“Then it is some other; her sister, maybe. Carter says she is more charming than Alicia, and if you are not certain—if you don’t know whether you are—”

“I don’t know, little girl; it all depends upon you. No one else in the wide world can tell me.”

“On me? It depends on me?”

“Yes, if you will not marry me, I shall be sorry I came back. Agnes, Agnes, can it be that, after all, I misunderstood and that I am the lucky other fellow, the more likable one? Am I, Agnes?”

“Ah, my heart’s desire,” breathed the girl, lifting true eyes to his.

“Why did you mislead me and send me away so utterly wretched?” Parker asked, as they were rowing across stream.

“I didn’t send you away; you went, and I was wretched, too, but I could not explain. I did not think you would misunderstand so entirely, and I had promised, though I did find there was some one that I cared more for than for Archie, but I couldn’t tell you so to your face. You stayed away such a long time, that time, and I was telling myself that if you loved me, you couldn’t do it, and so I tried to show you that I didn’t care, for you know you had never said.”
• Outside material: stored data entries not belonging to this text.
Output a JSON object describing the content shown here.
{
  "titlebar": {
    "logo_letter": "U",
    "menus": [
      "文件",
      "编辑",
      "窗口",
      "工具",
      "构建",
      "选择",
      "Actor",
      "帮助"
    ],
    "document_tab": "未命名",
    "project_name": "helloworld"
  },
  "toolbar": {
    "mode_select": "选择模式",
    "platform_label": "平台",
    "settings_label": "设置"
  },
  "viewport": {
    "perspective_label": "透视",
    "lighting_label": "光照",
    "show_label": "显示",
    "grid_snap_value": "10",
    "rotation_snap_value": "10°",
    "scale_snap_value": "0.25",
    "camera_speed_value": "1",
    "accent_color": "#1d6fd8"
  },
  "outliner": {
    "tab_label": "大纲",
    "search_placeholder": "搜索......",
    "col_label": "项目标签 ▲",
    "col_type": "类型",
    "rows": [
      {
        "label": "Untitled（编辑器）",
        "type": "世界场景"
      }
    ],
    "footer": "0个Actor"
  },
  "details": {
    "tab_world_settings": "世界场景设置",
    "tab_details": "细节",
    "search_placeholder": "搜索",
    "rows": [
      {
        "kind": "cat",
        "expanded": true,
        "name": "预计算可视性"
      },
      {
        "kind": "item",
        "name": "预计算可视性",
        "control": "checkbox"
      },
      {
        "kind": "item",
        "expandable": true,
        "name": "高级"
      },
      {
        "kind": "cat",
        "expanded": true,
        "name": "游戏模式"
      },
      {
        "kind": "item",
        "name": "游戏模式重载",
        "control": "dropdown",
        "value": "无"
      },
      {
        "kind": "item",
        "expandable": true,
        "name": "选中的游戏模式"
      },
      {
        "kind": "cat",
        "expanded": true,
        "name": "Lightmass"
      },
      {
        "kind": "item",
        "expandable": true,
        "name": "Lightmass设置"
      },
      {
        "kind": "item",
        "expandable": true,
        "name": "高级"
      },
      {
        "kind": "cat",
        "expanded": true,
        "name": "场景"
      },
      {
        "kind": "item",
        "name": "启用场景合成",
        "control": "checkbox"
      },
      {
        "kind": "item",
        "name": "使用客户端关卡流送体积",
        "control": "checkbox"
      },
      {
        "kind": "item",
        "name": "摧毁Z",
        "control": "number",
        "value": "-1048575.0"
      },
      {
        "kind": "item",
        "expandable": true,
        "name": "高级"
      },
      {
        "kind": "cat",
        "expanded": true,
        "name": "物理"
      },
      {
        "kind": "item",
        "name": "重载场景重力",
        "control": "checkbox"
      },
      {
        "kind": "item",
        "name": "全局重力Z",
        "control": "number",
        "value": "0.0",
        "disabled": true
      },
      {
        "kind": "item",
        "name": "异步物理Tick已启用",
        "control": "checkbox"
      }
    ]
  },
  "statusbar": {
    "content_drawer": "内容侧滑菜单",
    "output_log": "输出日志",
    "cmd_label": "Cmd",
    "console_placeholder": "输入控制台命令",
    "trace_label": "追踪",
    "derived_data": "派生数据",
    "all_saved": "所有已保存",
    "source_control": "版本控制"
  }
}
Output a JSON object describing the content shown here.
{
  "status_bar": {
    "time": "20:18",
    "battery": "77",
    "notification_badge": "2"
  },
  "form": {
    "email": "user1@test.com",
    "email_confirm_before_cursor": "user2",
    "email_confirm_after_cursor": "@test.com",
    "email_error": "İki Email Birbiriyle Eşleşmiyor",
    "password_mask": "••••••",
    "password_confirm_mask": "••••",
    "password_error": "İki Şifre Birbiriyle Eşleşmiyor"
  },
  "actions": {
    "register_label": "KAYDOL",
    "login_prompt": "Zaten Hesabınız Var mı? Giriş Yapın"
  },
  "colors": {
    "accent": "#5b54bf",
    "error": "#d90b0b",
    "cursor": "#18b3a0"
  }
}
“No, I had never said half that I ought. I know now that I should have said nothing at all, or I should have told you at once how much I loved you. You would have waited for me, Agnes?”

“You know I would,” she answered shyly.

“It has been a sad time, my darling little lass. I would never have returned but for the faint hope, which somehow would not be downed, that after all I might find you free, and then that mischievous Carter told me you were to be married. I wonder why he dared to say so. I have a crow to pick with him. Yet, sweetheart, out of our sorrow has come a great joy, as we used to say long ago. Do you remember?”